Interestingly, one of ChatGPT’s suggestions was an Ethics Bowl case! It was on various state’s attempts to age check internet pornography viewers, which tied beautifully to Aristotle’s strict guidance on what kids should and shouldn’t consume. I decided to use it, and after some initial blushing, discussions went quite well.
However, I didn’t disclose that I got the idea from ChatGPT. My students know I love Ethics Bowl and we use cases often, so no one questioned it. But should I feel sneaky about consulting with a chatbot to supplement and improve my teaching? It could be subconscious rationalization, but I wouldn’t think so, because I wouldn’t feel an obligation to disclose other class prep strategies, either. For example, if I had gotten the Ethics Bowl pornography age verification case idea from a philosophy colleague, I wouldn’t have felt compelled to share. “This wasn’t my idea, but Dr. Bock’s.” If I had come across the idea in an issue of Teaching Ethics, I wouldn’t have, either. Similarly, when I consult with AI, yet use my human judgment to decide and customize what the class does, that feels like a praiseworthy rather than shameful act. It confirms that I want my students to have an enjoyable, worthwhile experience, and that I’m willing to invest extra time to ensure they do. And since I’m balancing obligations to my student with obligations to others (to play with and be a good dad to my kids, to devote time and attention to my wife, to do a little to better the world by promoting Ethics Bowl), being a better professor faster by leveraging AI seems OK.
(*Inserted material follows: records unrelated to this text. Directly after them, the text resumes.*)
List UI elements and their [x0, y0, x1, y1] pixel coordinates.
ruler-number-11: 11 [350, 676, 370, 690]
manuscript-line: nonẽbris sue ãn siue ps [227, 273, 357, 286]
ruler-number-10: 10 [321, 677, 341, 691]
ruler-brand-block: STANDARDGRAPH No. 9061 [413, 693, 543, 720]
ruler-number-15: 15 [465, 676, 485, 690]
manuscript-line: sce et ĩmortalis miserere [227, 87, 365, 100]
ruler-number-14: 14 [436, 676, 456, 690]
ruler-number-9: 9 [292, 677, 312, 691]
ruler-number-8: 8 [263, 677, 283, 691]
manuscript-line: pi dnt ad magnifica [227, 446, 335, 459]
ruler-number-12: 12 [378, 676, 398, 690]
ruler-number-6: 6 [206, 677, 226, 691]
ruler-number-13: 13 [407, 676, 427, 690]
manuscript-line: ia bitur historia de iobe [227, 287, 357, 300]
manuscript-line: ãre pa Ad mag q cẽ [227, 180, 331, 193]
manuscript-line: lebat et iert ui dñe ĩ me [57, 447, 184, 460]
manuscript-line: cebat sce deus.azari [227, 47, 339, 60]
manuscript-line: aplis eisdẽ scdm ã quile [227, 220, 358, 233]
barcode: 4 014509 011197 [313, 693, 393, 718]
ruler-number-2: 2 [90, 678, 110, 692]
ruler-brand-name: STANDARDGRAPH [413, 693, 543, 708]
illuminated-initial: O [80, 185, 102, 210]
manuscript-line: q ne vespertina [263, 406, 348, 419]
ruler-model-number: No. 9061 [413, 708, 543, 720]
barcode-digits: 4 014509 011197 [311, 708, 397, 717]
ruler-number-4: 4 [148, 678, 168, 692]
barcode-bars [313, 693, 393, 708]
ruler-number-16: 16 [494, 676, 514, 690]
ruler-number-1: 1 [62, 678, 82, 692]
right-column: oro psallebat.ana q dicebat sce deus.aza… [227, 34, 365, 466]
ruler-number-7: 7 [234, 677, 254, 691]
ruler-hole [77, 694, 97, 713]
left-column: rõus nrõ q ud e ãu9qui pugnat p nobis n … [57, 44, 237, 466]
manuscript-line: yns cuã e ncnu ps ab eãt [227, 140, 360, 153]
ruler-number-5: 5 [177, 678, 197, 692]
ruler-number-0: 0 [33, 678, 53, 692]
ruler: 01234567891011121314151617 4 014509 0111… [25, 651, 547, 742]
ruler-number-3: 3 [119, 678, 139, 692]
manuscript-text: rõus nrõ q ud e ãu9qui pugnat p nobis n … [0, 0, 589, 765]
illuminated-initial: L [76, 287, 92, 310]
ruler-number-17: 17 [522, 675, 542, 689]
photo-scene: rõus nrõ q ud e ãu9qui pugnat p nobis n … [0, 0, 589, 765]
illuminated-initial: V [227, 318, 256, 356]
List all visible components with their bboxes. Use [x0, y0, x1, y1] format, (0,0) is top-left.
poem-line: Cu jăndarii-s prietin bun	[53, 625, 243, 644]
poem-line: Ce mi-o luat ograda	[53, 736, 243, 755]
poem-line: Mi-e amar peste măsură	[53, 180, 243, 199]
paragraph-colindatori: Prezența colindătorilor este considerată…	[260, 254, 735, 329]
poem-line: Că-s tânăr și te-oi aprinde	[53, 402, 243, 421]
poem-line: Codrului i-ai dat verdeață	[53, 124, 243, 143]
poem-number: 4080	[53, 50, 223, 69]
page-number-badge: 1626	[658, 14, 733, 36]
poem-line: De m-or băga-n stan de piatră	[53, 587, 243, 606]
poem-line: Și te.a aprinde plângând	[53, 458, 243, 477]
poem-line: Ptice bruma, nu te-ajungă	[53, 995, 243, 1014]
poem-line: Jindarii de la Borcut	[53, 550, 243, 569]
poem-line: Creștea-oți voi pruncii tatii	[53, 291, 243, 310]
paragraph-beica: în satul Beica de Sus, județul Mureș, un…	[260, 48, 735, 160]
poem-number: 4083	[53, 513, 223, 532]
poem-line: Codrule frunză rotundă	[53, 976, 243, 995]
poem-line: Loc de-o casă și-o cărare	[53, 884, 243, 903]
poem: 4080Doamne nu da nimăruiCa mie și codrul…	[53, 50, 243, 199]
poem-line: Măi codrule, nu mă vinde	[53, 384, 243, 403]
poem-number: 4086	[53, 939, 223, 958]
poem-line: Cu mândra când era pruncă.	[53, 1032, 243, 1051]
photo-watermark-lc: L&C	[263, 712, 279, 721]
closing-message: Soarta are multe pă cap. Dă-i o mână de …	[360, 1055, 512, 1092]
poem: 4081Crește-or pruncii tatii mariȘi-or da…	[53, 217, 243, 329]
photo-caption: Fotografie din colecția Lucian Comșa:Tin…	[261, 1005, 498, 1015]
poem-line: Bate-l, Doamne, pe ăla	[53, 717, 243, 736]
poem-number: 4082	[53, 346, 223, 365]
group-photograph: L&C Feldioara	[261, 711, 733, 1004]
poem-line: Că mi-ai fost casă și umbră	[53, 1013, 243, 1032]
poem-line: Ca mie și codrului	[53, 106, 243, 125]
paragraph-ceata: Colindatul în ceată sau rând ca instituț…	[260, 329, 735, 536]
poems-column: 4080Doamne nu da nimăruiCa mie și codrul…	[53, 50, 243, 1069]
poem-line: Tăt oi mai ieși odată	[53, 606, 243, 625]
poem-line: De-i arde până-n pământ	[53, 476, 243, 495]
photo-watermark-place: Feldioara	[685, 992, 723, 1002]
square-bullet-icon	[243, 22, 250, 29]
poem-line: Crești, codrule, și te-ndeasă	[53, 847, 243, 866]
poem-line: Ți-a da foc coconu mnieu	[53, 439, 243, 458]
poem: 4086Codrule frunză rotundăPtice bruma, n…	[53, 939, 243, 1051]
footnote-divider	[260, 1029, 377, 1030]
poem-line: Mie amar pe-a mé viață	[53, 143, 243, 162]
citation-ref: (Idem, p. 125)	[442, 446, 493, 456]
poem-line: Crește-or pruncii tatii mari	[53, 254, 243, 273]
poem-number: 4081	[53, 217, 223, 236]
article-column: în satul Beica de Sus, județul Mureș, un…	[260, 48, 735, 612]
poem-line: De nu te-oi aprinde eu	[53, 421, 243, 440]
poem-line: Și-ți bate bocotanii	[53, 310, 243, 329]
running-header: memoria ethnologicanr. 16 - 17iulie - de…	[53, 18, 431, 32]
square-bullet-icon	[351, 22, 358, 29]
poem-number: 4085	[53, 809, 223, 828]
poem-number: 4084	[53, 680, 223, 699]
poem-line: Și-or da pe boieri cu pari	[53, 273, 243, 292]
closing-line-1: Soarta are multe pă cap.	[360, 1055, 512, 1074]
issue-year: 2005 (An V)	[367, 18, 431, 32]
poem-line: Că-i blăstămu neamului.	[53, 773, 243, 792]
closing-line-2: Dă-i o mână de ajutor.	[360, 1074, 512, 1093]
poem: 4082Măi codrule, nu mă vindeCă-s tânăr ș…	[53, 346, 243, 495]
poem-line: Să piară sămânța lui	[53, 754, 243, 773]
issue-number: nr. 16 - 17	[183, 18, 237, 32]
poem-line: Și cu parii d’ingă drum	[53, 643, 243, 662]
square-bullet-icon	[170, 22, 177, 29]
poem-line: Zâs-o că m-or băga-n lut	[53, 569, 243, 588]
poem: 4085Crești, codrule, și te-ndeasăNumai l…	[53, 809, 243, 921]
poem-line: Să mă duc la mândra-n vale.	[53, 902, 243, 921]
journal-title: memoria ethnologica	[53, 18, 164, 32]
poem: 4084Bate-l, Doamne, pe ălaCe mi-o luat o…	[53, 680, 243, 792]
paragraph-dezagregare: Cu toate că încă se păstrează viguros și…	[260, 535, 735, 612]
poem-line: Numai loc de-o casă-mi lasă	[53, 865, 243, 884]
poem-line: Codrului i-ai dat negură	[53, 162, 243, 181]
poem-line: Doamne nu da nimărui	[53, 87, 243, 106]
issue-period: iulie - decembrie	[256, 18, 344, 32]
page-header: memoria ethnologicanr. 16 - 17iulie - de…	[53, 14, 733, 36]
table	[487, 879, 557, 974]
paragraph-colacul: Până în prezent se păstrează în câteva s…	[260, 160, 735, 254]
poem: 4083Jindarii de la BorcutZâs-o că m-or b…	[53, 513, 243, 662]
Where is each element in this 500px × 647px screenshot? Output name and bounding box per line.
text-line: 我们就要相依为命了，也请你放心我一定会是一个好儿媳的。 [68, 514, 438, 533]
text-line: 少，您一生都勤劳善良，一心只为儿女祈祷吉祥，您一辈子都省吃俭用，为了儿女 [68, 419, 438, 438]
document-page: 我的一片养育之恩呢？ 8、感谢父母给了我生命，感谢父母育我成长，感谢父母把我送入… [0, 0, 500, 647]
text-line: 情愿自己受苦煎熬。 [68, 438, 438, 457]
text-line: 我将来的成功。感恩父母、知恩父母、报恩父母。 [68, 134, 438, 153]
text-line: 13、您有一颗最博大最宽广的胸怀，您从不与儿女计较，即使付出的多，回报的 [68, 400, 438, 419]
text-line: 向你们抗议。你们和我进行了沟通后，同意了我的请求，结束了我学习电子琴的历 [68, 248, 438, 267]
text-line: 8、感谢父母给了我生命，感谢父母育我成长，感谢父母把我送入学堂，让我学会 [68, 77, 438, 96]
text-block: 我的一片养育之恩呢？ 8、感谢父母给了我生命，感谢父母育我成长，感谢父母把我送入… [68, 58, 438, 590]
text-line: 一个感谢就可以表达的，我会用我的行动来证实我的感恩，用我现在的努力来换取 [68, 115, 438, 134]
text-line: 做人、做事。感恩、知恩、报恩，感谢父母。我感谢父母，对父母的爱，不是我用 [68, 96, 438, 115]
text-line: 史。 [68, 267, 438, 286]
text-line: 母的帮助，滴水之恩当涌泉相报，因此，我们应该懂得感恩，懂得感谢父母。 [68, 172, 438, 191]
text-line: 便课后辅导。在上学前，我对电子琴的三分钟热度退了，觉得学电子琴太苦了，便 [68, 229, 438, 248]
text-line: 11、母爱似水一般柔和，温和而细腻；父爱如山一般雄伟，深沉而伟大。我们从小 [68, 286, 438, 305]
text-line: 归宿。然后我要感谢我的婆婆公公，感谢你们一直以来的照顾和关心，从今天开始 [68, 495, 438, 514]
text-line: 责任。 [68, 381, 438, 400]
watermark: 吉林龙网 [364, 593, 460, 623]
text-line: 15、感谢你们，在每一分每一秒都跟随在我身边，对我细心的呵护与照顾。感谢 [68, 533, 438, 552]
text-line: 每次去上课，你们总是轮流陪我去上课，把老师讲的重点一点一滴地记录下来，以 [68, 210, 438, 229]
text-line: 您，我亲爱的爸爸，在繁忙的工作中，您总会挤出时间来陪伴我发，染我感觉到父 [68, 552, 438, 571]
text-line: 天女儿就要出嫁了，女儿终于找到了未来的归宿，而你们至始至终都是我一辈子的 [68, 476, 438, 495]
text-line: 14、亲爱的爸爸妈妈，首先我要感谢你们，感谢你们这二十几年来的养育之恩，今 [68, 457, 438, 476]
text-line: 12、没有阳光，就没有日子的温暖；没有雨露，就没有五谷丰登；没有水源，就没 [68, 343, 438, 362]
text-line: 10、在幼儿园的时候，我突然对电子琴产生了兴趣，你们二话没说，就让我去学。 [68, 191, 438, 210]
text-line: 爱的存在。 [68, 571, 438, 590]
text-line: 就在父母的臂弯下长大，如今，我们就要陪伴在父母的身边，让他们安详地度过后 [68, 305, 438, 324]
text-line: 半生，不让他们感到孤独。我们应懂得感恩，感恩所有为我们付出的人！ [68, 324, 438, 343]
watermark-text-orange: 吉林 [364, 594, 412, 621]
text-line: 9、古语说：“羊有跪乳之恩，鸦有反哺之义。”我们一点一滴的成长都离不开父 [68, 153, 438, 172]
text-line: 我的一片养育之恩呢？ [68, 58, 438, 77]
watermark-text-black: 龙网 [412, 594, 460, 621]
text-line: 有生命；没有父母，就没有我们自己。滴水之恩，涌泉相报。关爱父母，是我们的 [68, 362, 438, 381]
That said, I heavily customized the assignment, had already created my own lecture notes based on my direct reading of the passage, and picked out a brief video to watch. It’s not like this was a new subject to me or I had AI generate a full script which I followed word-for-word. That would have been dishonest and irresponsible since AI tends to “hallucinate” (get things wrong).
Also, as you read above, I encourage my students to use AI as a personal tutor and thought partner. If I enforced a strict student AI ban (or tried to enforce one—preventing and proving AI abuse is very difficult), secretly using it myself would indeed seem hypocritical. But perhaps since I’m already an expert in my field and they’re still learning, it could be OK for me to use external resources, yet insist my students not? Maybe.
Cool, timely topic—thank you, case committee! Below is a study guide from coach Michael Andersen. Between it and the kickstart ideas above, coaches, teams, and judges should have more than enough to make quality progress on this one. And don’t neglect overlap with regional case 10: Calling Dr. Alexa, on the benefits, drawbacks, permissibility, and risks of using AI as a personal therapist. I’m less enthusiastic about current AI’s potential in that area, but you be the judge.